The CDC study focused on occupational asbestos exposure through high-risk industries such as construction and shipbuilding.
Maine’s housing stock is among the oldest in the country, with more than 30 percent of units built before 1950. Many schools, homes and offices still contain asbestos building materials, putting occupants at risk for exposure if the products are damaged.
Concerns over asbestos abatement costs played a factor in the decision to consolidate two aging middle schools in South Portland, Maine.
The Middle School Facilities Committee recommended in a Nov. 9 meeting that the city build a new $50 million school consolidating students from Mahoney Middle School — built in 1922 — and Memorial Middle School, built in 1967.

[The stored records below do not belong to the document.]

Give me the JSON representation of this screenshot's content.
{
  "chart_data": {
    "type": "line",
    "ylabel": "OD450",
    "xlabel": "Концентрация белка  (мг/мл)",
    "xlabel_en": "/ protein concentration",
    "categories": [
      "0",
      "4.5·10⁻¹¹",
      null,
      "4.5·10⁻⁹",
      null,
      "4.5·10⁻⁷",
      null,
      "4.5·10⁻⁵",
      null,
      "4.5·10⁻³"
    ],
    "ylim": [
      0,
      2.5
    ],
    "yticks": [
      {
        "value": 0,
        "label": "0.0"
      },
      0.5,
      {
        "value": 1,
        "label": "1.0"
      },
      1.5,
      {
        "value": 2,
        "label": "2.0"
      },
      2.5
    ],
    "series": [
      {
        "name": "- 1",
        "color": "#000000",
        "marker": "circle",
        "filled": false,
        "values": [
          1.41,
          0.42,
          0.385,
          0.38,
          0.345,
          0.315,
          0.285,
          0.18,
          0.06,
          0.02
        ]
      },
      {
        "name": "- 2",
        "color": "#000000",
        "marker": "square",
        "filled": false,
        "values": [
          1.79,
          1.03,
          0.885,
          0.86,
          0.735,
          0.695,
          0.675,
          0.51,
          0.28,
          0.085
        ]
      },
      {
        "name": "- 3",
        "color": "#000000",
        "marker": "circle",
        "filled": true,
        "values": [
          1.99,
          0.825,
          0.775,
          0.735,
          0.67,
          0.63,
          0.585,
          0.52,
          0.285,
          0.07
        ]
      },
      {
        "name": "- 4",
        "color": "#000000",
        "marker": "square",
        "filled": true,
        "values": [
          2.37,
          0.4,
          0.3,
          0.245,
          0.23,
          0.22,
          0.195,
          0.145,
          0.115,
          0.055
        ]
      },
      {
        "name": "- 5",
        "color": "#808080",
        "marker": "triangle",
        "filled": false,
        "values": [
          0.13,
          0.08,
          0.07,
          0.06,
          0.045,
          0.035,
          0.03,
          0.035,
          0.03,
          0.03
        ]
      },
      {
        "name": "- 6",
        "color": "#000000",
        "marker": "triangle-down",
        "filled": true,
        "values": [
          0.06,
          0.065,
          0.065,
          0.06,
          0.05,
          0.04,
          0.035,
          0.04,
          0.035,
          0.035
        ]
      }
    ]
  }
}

Other options included renovating and expanding Mahoney or building a new Memorial Middle School at the existing site. But school officials feared asbestos and lead paint abatement issues would drive up costs because of the age of the buildings.
According to The Forecaster, Memorial will likely be demolished, while Mahoney, a historic building, will likely be preserved, although not as a school.
Just across Fore River in Portland, voters in November overwhelmingly decided to borrow $64.3 million to renovate four elementary schools. The schools have outdated heating systems and a variety of structural problems, including exposed asbestos materials.
“You can’t have a strong city without strong schools,” Emily Figdor, a leader of the four-school campaign, told the Portland Press Herald. “We’d like to get started as soon as possible. The problems are urgent and they need our attention right away.”